Few people visit Tibet (or at least one of the Tibetan fiefdoms) only once in their life, and what keeps them coming back is the warmth, gentleness and compassion of the Tibetan people. A nation kept in chains, they maintain a positive outlook, politeness at all times, and utter devotion to their religion.
The smiley charm of their spiritual leader the Dalai Lama is not restricted to enlightened monks or reincarnated lamas. And it’s this typically Tibetan characteristic that has single-handedly won them support across the western world. From Richard Gere, to Pierce Brosnon and the Beasty Boys, not to mention the thousands of travellers who have visited Tibet, Ladak, Sikkim, Bhutan or Dharamsala, you would not be the first to be moved and inspired by the tenderness of the Tibetan people.
Spend a morning at the Jokhang temple in Lhasa, and you’ll see hundreds of Tibetans from across the country (recognisable by their traditional dress) as they stagger the final few steps of their often arduous pilgrimage to the temple. Many old or decrepit, such is their continuing devotion that it’s not unusual for them to walk and/or prostrate themselves hundreds of miles from their villages to the holiest temple in Tibet, sometimes taking years to do so.
Whilst the people of Lhasa are becoming used to tourists, and in some cases learning the scams so predominant in India and Nepal, in the small towns and villages across the country you’ll encounter nothing but welcome curiosity. It’s not unusual for whole groups of locals to gather round you and just stare. Not with the condemning or judgemental eyes you may have come across in parts of the Middle East, but with a kind of innocent bewilderment, or just flat-out gob-struck awe.
It would be inaccurate to talk about the people of Tibet without mentioning the Han Chinese, the dominant Chinese ethnic group who rightly or wrongly inhabit the country. In some places, such as Lhasa, they outnumber the Tibetans by as much as 3 to 1. The vast majority of them are also extremely pleasant, and despite their tendency to shout a lot, spit everywhere, eat dogs, and urinate in public, they are essentially decent human beings.

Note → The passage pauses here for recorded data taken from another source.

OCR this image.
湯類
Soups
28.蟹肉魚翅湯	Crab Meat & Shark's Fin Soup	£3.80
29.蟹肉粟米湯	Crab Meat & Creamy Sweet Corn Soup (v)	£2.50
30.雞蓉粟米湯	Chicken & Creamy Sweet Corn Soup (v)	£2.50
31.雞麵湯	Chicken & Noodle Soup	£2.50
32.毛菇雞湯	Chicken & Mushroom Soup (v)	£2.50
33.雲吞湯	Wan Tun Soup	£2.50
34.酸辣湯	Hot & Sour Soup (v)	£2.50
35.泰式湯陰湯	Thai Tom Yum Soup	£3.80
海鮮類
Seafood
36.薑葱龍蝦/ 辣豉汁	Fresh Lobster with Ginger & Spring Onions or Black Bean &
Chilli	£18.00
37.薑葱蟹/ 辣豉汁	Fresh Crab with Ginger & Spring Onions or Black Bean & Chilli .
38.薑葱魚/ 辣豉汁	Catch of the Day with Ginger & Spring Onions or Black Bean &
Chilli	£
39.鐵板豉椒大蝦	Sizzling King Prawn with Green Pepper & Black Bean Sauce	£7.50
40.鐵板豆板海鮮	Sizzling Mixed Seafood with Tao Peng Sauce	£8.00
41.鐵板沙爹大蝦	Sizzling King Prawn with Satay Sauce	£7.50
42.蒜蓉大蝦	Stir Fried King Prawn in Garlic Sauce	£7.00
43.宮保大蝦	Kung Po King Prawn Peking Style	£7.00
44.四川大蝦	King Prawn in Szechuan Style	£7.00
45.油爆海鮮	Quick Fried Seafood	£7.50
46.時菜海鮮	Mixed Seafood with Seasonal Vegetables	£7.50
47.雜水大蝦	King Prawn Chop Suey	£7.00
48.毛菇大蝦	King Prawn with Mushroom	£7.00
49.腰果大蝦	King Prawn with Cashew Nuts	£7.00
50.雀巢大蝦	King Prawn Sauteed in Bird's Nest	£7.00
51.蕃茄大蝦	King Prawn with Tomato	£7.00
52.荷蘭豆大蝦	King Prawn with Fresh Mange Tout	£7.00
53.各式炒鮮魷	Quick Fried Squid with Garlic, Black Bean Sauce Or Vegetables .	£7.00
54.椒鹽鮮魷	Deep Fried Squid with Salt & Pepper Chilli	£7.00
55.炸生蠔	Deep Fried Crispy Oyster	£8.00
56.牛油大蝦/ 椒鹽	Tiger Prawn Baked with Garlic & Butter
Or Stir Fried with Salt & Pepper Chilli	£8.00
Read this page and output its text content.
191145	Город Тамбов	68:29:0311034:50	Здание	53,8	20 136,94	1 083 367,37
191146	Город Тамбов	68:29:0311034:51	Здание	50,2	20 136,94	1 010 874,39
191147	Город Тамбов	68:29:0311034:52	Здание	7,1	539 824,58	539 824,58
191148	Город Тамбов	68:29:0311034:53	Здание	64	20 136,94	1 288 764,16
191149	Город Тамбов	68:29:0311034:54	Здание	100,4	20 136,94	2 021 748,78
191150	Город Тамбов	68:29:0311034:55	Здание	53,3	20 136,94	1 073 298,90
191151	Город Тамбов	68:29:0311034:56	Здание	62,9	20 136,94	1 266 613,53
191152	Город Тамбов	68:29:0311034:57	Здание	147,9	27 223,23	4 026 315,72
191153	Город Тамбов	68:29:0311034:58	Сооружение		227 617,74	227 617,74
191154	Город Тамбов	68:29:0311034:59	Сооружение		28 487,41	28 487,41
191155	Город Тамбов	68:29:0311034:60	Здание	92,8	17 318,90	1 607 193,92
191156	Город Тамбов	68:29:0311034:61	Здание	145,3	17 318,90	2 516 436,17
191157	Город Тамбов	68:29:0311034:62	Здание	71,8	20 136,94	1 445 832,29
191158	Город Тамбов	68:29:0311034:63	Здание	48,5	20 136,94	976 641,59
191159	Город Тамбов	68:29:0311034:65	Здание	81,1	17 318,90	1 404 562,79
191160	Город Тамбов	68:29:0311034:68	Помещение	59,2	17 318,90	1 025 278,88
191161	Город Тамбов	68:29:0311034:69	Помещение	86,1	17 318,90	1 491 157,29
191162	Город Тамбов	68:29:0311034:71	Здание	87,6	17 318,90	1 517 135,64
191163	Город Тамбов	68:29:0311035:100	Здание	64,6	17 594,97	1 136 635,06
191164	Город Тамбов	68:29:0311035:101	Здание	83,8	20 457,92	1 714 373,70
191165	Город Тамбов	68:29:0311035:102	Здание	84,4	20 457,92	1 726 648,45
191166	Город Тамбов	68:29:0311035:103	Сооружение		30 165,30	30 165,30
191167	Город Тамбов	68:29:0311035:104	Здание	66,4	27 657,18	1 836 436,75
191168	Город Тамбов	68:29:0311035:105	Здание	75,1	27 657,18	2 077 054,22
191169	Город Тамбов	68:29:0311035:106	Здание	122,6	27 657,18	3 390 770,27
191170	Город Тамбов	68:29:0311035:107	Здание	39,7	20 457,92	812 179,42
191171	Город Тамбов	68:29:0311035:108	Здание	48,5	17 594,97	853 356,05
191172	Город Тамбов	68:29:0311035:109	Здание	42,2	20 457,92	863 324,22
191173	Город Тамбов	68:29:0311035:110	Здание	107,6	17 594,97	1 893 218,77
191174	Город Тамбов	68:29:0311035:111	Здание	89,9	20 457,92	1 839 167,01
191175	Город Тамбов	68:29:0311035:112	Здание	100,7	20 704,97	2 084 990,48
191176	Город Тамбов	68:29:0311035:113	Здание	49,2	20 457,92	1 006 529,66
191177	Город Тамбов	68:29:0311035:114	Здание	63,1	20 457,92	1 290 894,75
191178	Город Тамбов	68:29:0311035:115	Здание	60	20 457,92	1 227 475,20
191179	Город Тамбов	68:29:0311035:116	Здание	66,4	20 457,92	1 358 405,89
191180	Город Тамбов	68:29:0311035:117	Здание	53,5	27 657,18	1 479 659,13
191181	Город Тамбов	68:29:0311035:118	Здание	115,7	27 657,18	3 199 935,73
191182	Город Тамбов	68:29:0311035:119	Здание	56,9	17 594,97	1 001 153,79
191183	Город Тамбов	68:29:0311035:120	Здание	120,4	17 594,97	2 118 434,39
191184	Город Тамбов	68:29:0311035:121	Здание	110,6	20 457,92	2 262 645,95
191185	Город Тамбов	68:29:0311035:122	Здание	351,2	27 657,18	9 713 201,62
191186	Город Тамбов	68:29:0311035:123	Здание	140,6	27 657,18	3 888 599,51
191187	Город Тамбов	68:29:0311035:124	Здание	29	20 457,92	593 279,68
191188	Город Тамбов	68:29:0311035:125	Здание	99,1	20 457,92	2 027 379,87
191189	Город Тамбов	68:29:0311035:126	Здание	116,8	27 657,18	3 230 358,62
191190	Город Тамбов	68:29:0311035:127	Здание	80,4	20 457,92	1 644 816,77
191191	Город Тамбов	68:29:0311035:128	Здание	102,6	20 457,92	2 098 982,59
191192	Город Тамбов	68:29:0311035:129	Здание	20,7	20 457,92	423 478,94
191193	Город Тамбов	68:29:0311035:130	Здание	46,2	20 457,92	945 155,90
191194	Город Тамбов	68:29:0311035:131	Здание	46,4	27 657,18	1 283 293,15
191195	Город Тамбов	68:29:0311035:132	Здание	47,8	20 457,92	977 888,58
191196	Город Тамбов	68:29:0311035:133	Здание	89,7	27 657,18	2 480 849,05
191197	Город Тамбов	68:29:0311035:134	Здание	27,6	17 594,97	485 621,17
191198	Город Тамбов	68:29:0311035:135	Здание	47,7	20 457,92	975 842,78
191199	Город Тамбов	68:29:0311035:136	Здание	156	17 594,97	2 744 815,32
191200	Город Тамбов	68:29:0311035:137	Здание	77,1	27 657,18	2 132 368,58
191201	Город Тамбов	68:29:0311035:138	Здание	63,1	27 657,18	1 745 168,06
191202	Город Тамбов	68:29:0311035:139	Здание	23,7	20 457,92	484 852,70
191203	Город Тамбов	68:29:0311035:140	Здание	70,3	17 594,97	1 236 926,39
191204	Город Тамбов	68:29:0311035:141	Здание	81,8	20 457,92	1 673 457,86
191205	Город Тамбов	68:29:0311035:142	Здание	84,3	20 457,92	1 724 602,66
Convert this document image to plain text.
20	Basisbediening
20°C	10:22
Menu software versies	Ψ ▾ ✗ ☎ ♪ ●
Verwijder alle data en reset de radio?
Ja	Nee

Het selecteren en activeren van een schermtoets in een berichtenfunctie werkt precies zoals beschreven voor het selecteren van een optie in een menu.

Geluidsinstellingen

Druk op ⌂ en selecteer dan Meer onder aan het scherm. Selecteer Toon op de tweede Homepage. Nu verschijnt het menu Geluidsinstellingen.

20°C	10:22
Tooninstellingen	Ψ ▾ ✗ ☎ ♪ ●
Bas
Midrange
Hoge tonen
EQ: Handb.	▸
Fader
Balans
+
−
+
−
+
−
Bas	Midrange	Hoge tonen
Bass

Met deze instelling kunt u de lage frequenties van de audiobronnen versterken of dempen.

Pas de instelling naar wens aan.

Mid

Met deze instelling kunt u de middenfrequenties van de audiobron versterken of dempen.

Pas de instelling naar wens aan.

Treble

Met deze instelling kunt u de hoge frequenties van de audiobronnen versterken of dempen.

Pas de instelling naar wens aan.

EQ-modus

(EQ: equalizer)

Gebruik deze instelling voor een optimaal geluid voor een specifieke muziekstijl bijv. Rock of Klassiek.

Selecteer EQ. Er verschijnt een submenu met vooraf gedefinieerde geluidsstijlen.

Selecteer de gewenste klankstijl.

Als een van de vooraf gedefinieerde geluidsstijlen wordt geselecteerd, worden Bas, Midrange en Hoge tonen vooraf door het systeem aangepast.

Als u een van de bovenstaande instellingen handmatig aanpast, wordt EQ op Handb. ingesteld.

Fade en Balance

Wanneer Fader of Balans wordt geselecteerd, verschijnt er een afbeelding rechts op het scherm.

It would be unfair to judge them by the politics of their government, and/or the often appalling behaviour of the officers and officials to whom Tibet is left to be governed. The Chinese are also poor and most inhabitants of Lhasa come to carve out a better life for themselves and their families, and know little about the Tibetan history other than the propaganda with which their government feeds them.